Charles Henry Mackintosh

It is a very difficult for anyone to attempt to prescribe for another the proper method of studying Scripture. The infinite depths of Holy Scripture, like the exhaustless resources that are in God and the moral glories of the Person of Christ, are only unfolded to faith and need. This makes it so very simple. It is not cleverness or intellectual power we need, but the simplicity of a little child. The One who composed the Holy Scriptures must open our understandings to receive their precious teaching. And He will do so, if only we wait on Him in real earnestness of heart.

We must never lose sight of the weighty fact that it is as we act on what we know that our knowledge shall increase. It will never do to sit down like a bookworm to read the Bible. We may fill our intellect with biblical knowledge, we may have the doctrines of the Bible and the letter of Scripture at our finger-tips without one particle of unction or spiritual power. We must go to Scripture as a thirsty man goes to a well; as a hungry man goes to a meal; as a mariner goes to a chart. We must go to it because we cannot do without it. We go, not merely to study, but to feed. The instincts of the divine nature lead us to the Word of God as the newborn babe desires the milk by which he is to grow. It is by feeding on the Word that the new man grows.

Hence we may see how very real and practical is this question of how to study Scripture. It is intimately connected with our entire moral and spiritual condition, our daily walk, our actual habits and ways. God has given us His Word to form our character, to govern our conduct and shape our course. Therefore, if the Word has not a formative influence and a governing power over us, it is the height of folly to think of storing up a quantity of scriptural knowledge in the intellect. It can only puff us up and deceive us. It is a most dangerous thing to traffic in unfelt truth; it brings on a heartless indifference, levity of spirit, insensibility of conscience, which is appalling to people of serious piety. There is nothing that tends so to throw us completely into the hands of the enemy as a quantity of head knowledge of truth without a tender conscience, a true heart, an upright mind. The mere profession of truth which does not act on the conscience and come out in the life, is one of the special dangers of the day in which our lot is cast. Better by far only to know a little in reality and power, than profess a quantity of truth that lies powerless in the region of the understanding, exerting no formative influence upon the life. I would much rather be honestly in Romans 7 than fictitiously in chapter 8. In the former case I am sure to come right, but in the latter there is no telling what I may come to.

As to the question of making use of human writings to help us in the study of Scripture, great caution is needed. No doubt the Lord may and does make use of the writings of His servants, just as He uses their oral ministry for our instruction and edification. Indeed, in the present broken and divided state of the Church, it is wonderful to mark the Lord's rich grace and tender care in feeding His beloved people with the writings of His servants.
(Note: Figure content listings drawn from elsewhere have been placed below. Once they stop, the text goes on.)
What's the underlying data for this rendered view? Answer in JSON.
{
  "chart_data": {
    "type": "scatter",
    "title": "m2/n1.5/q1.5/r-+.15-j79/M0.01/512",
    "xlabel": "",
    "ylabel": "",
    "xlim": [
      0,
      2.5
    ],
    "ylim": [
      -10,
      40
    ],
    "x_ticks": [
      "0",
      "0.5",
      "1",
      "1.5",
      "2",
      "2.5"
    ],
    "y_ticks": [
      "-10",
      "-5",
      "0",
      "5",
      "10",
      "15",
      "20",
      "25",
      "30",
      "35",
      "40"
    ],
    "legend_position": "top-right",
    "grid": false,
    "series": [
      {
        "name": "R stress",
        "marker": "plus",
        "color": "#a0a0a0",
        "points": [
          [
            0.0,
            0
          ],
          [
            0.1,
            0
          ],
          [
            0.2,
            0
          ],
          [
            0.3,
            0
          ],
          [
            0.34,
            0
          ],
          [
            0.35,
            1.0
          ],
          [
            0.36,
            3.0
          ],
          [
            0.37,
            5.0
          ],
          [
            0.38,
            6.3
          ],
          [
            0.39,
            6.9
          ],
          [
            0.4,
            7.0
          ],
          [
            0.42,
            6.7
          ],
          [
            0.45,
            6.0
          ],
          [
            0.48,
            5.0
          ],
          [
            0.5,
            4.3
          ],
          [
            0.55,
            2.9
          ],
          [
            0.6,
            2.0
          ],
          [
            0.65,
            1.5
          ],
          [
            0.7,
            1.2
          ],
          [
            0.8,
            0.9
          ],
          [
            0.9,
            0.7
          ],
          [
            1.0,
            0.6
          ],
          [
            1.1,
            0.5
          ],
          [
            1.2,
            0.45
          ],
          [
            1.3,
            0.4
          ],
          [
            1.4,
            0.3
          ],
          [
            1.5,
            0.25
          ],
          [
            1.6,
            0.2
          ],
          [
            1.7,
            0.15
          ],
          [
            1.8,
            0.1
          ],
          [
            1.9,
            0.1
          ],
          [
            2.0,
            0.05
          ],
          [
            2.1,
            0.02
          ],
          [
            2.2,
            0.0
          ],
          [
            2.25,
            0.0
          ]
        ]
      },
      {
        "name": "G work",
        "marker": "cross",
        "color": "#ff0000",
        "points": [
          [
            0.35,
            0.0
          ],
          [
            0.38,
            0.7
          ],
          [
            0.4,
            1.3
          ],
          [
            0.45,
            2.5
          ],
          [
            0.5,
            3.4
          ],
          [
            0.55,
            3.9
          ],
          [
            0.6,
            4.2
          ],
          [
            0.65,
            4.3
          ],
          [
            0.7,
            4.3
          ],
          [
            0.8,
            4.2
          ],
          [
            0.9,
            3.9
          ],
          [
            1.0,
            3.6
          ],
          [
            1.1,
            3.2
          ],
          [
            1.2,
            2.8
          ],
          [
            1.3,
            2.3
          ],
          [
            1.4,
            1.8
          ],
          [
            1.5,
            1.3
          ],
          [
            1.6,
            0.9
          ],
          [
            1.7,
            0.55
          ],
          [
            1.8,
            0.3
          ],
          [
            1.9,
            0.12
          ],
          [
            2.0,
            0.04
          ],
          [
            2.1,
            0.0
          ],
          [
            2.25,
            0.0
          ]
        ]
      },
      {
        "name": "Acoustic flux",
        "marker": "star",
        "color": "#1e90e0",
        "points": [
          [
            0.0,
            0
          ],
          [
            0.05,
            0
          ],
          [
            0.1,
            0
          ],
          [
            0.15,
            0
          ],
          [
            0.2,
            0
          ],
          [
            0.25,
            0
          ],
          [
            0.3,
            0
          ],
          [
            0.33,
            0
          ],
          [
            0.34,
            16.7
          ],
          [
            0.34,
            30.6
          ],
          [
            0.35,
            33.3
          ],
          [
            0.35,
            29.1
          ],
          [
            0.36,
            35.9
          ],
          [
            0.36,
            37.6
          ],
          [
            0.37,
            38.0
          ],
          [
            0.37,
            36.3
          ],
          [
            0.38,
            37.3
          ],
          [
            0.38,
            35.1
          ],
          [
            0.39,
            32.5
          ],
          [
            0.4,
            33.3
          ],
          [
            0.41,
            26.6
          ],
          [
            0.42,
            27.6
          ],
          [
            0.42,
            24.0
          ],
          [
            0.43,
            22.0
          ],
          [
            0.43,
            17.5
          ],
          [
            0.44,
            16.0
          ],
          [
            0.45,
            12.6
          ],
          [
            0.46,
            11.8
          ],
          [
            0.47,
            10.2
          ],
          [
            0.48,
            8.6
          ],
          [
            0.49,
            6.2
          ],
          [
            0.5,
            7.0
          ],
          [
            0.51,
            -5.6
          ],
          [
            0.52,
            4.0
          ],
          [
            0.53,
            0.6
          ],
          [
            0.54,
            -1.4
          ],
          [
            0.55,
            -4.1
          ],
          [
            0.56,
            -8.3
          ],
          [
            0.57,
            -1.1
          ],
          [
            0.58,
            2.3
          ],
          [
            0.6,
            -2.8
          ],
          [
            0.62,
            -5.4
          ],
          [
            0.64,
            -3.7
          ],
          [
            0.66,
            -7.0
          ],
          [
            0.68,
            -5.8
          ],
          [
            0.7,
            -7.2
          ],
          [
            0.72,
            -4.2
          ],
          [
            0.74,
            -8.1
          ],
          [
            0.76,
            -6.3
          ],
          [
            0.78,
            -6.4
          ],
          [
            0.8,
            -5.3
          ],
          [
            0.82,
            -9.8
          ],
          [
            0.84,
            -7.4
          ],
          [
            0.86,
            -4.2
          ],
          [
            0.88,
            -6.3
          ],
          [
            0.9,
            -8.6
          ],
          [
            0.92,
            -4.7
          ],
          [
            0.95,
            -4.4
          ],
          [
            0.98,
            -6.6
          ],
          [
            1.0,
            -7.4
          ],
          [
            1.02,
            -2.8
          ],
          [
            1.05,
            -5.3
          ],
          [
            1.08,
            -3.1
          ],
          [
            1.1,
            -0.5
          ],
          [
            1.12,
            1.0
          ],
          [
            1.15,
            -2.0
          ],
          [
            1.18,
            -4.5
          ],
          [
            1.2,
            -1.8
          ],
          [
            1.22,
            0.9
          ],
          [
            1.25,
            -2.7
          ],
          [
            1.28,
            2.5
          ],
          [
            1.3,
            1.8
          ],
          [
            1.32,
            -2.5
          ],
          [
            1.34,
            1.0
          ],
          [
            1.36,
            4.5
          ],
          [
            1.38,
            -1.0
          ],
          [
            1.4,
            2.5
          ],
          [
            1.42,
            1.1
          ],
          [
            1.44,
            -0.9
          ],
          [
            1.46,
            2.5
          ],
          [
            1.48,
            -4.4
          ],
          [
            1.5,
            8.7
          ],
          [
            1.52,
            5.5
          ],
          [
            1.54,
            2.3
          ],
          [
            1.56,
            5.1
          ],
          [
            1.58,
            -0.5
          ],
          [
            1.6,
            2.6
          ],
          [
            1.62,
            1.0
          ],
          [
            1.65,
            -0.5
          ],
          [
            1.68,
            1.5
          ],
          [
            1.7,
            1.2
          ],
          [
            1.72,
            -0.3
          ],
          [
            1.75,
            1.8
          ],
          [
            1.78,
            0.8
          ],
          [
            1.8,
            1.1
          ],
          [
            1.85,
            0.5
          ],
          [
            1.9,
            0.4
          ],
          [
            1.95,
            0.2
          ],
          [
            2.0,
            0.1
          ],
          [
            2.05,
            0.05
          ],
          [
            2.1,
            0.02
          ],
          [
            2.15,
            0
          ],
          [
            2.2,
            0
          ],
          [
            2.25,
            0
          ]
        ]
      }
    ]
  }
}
But, we repeat, great caution is needed, earnest waiting on the Lord, that we may not abuse so precious a gift, that it may not lead us to trade on borrowed capital. If we are really dependent upon God, He will give us the right thing; He will put the fight book into our hands; He will feed us with food suitable for us. Thus we receive it from Himself and hold it in communion with Himself. It is fresh, living, powerful, formative; it tells on the heart and shines in the life; and we grow in grace and in the knowledge of our Lord and Savior Jesus Christ. Precious growth! Would there were more of it!

Finally, we have to remember that Holy Scripture is the voice of God and the written Word is the transcript of the living Word. It is only by the Holy Spirit's teaching we can really understand Scripture, and He reveals its living depths to faith and need. Let us never forget this.